BALDWIN GARDENS NURSING CENTER is owned by a for-profit company. For-profit facilities operate as businesses with obligations to shareholders or private owners. The facility is operated by ABRAHAM BAK & MENACHEM GASTWIRTH, a chain that manages multiple nursing homes. With 59 certified beds and approximately 54 residents (about 92% occupancy), it is a smaller facility located in TEMPLE CITY, California.

How Does Baldwin Gardens Nursing Center Compare to Other California Nursing Homes?

Compared to the 100 nursing homes in California, BALDWIN GARDENS NURSING CENTER's overall rating (2 stars) is below the state average of 3.1, staff turnover (22%) is significantly lower than the state average of 46%, and health inspection rating (3 stars) is at the national benchmark.

What Should Families Ask When Visiting Baldwin Gardens Nursing Center?

Based on this facility's data, families visiting should ask: "Can I visit during a mealtime to observe dining assistance and food quality?" "How do you handle medical emergencies, and what is your hospital transfer rate?" "Can I speak with family members of current residents about their experience?"

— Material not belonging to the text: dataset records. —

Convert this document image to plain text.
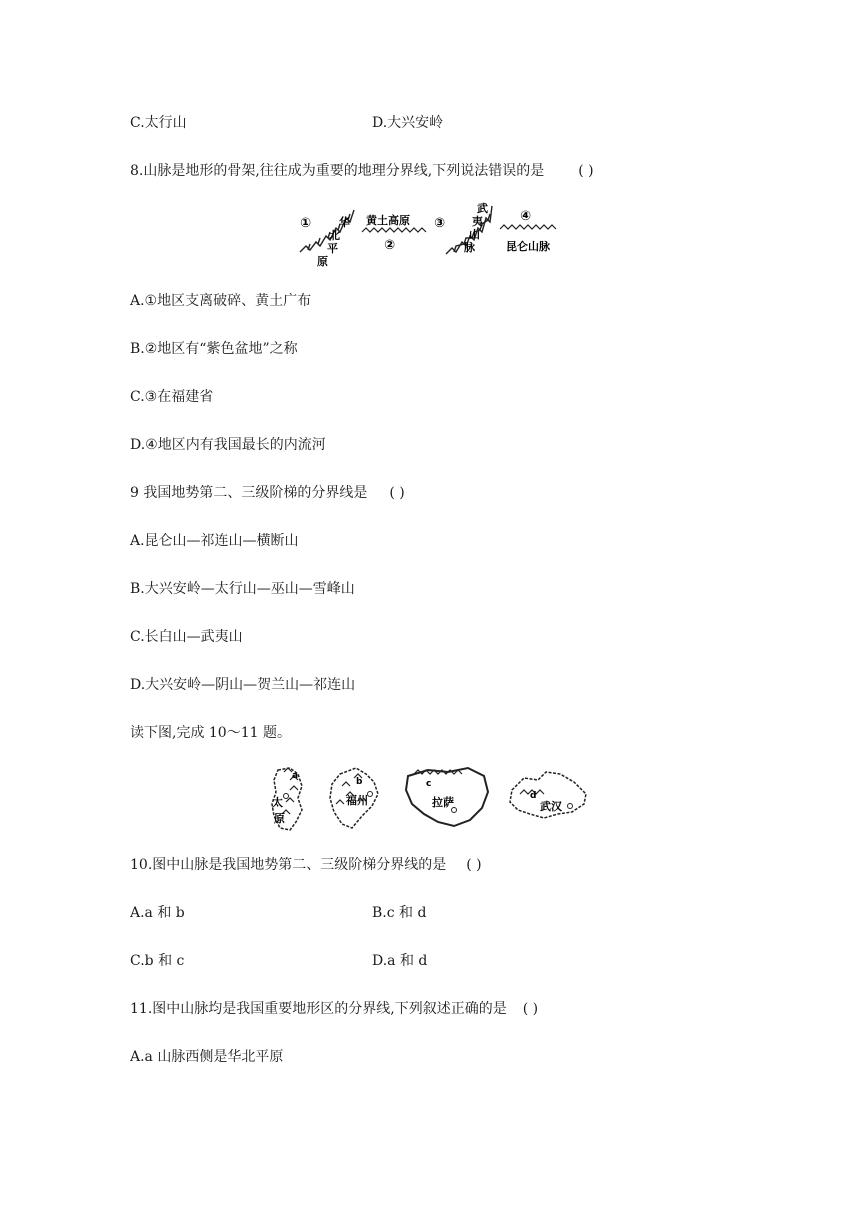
C.太行山	D.大兴安岭
8.山脉是地形的骨架,往往成为重要的地理分界线,下列说法错误的是 ( )
①	华
北
平
原
黄土高原
②
③
武
夷
山
脉
④
昆仑山脉
A.①地区支离破碎、黄土广布
B.②地区有“紫色盆地”之称
C.③在福建省
D.④地区内有我国最长的内流河
9 我国地势第二、三级阶梯的分界线是 ( )
A.昆仑山—祁连山—横断山
B.大兴安岭—太行山—巫山—雪峰山
C.长白山—武夷山
D.大兴安岭—阴山—贺兰山—祁连山
读下图,完成 10～11 题。
a
太
原
b
福州
c
拉萨	d
武汉
10.图中山脉是我国地势第二、三级阶梯分界线的是 ( )
A.a 和 b	B.c 和 d
C.b 和 c	D.a 和 d
11.图中山脉均是我国重要地形区的分界线,下列叙述正确的是 ( )
A.a 山脉西侧是华北平原
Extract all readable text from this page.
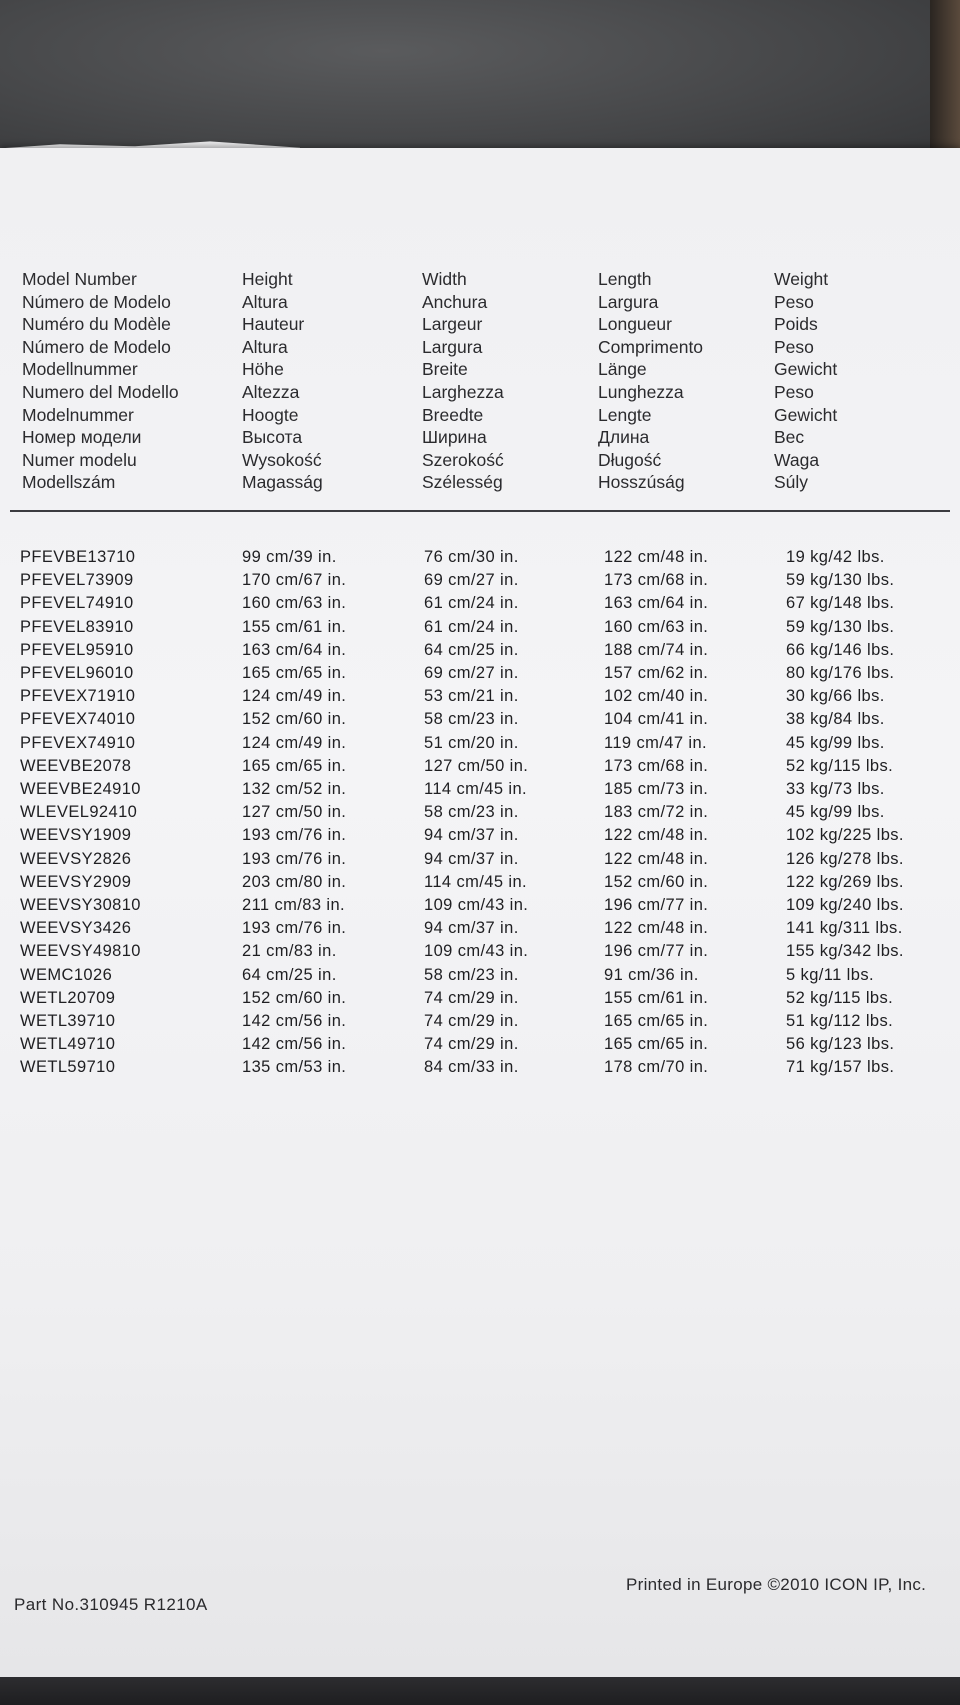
Model Number
Número de Modelo
Numéro du Modèle
Número de Modelo
Modellnummer
Numero del Modello
Modelnummer
Номер модели
Numer modelu
Modellszám
Height
Altura
Hauteur
Altura
Höhe
Altezza
Hoogte
Высота
Wysokość
Magasság
Width
Anchura
Largeur
Largura
Breite
Larghezza
Breedte
Ширина
Szerokość
Szélesség
Length
Largura
Longueur
Comprimento
Länge
Lunghezza
Lengte
Длина
Długość
Hosszúság
Weight
Peso
Poids
Peso
Gewicht
Peso
Gewicht
Bec
Waga
Súly
PFEVBE13710
PFEVEL73909
PFEVEL74910
PFEVEL83910
PFEVEL95910
PFEVEL96010
PFEVEX71910
PFEVEX74010
PFEVEX74910
WEEVBE2078
WEEVBE24910
WLEVEL92410
WEEVSY1909
WEEVSY2826
WEEVSY2909
WEEVSY30810
WEEVSY3426
WEEVSY49810
WEMC1026
WETL20709
WETL39710
WETL49710
WETL59710
99 cm/39 in.
170 cm/67 in.
160 cm/63 in.
155 cm/61 in.
163 cm/64 in.
165 cm/65 in.
124 cm/49 in.
152 cm/60 in.
124 cm/49 in.
165 cm/65 in.
132 cm/52 in.
127 cm/50 in.
193 cm/76 in.
193 cm/76 in.
203 cm/80 in.
211 cm/83 in.
193 cm/76 in.
21 cm/83 in.
64 cm/25 in.
152 cm/60 in.
142 cm/56 in.
142 cm/56 in.
135 cm/53 in.
76 cm/30 in.
69 cm/27 in.
61 cm/24 in.
61 cm/24 in.
64 cm/25 in.
69 cm/27 in.
53 cm/21 in.
58 cm/23 in.
51 cm/20 in.
127 cm/50 in.
114 cm/45 in.
58 cm/23 in.
94 cm/37 in.
94 cm/37 in.
114 cm/45 in.
109 cm/43 in.
94 cm/37 in.
109 cm/43 in.
58 cm/23 in.
74 cm/29 in.
74 cm/29 in.
74 cm/29 in.
84 cm/33 in.
122 cm/48 in.
173 cm/68 in.
163 cm/64 in.
160 cm/63 in.
188 cm/74 in.
157 cm/62 in.
102 cm/40 in.
104 cm/41 in.
119 cm/47 in.
173 cm/68 in.
185 cm/73 in.
183 cm/72 in.
122 cm/48 in.
122 cm/48 in.
152 cm/60 in.
196 cm/77 in.
122 cm/48 in.
196 cm/77 in.
91 cm/36 in.
155 cm/61 in.
165 cm/65 in.
165 cm/65 in.
178 cm/70 in.
19 kg/42 lbs.
59 kg/130 lbs.
67 kg/148 lbs.
59 kg/130 lbs.
66 kg/146 lbs.
80 kg/176 lbs.
30 kg/66 lbs.
38 kg/84 lbs.
45 kg/99 lbs.
52 kg/115 lbs.
33 kg/73 lbs.
45 kg/99 lbs.
102 kg/225 lbs.
126 kg/278 lbs.
122 kg/269 lbs.
109 kg/240 lbs.
141 kg/311 lbs.
155 kg/342 lbs.
5 kg/11 lbs.
52 kg/115 lbs.
51 kg/112 lbs.
56 kg/123 lbs.
71 kg/157 lbs.
Part No.310945 R1210A
Printed in Europe ©2010 ICON IP, Inc.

Is Baldwin Gardens Nursing Center Safe?

Based on CMS inspection data, BALDWIN GARDENS NURSING CENTER has a clean safety record: no substantiated abuse findings (meaning no confirmed cases of resident harm), no Immediate Jeopardy citations (the most serious violation level indicating risk of serious injury or death), and is not on the Special Focus Facility watch list (a federal program monitoring the lowest-performing 1% of nursing homes). The facility has a 2-star overall rating and ranks #100 of 100 nursing homes in California. While no facility is perfect, families should still ask about staff-to-resident ratios and recent inspection results during their visit.

Do Nurses at Baldwin Gardens Nursing Center Stick Around?

Staff at BALDWIN GARDENS NURSING CENTER tend to stick around. With a turnover rate of 22%, the facility is 24 percentage points below the California average of 46%. Low turnover is a positive sign. It means caregivers have time to learn each resident's needs, medications, and personal preferences. Consistent staff also notice subtle changes in a resident's condition more quickly.

Was Baldwin Gardens Nursing Center Ever Fined?

BALDWIN GARDENS NURSING CENTER has been fined $3,174 across 1 penalty action. This is below the California average of $33,111. While any fine indicates a compliance issue, fines under $50,000 are relatively common and typically reflect isolated problems that were subsequently corrected. Families should ask what specific issues led to these fines and confirm they've been resolved.

Is Baldwin Gardens Nursing Center on Any Federal Watch List?

BALDWIN GARDENS NURSING CENTER is not on any federal watch list. The most significant is the Special Focus Facility (SFF) program, which identifies the bottom 1% of nursing homes nationally based on persistent, serious quality problems. Not being on this list means the facility has avoided the pattern of deficiencies that triggers enhanced federal oversight. This is a positive indicator, though families should still review the facility's inspection history directly.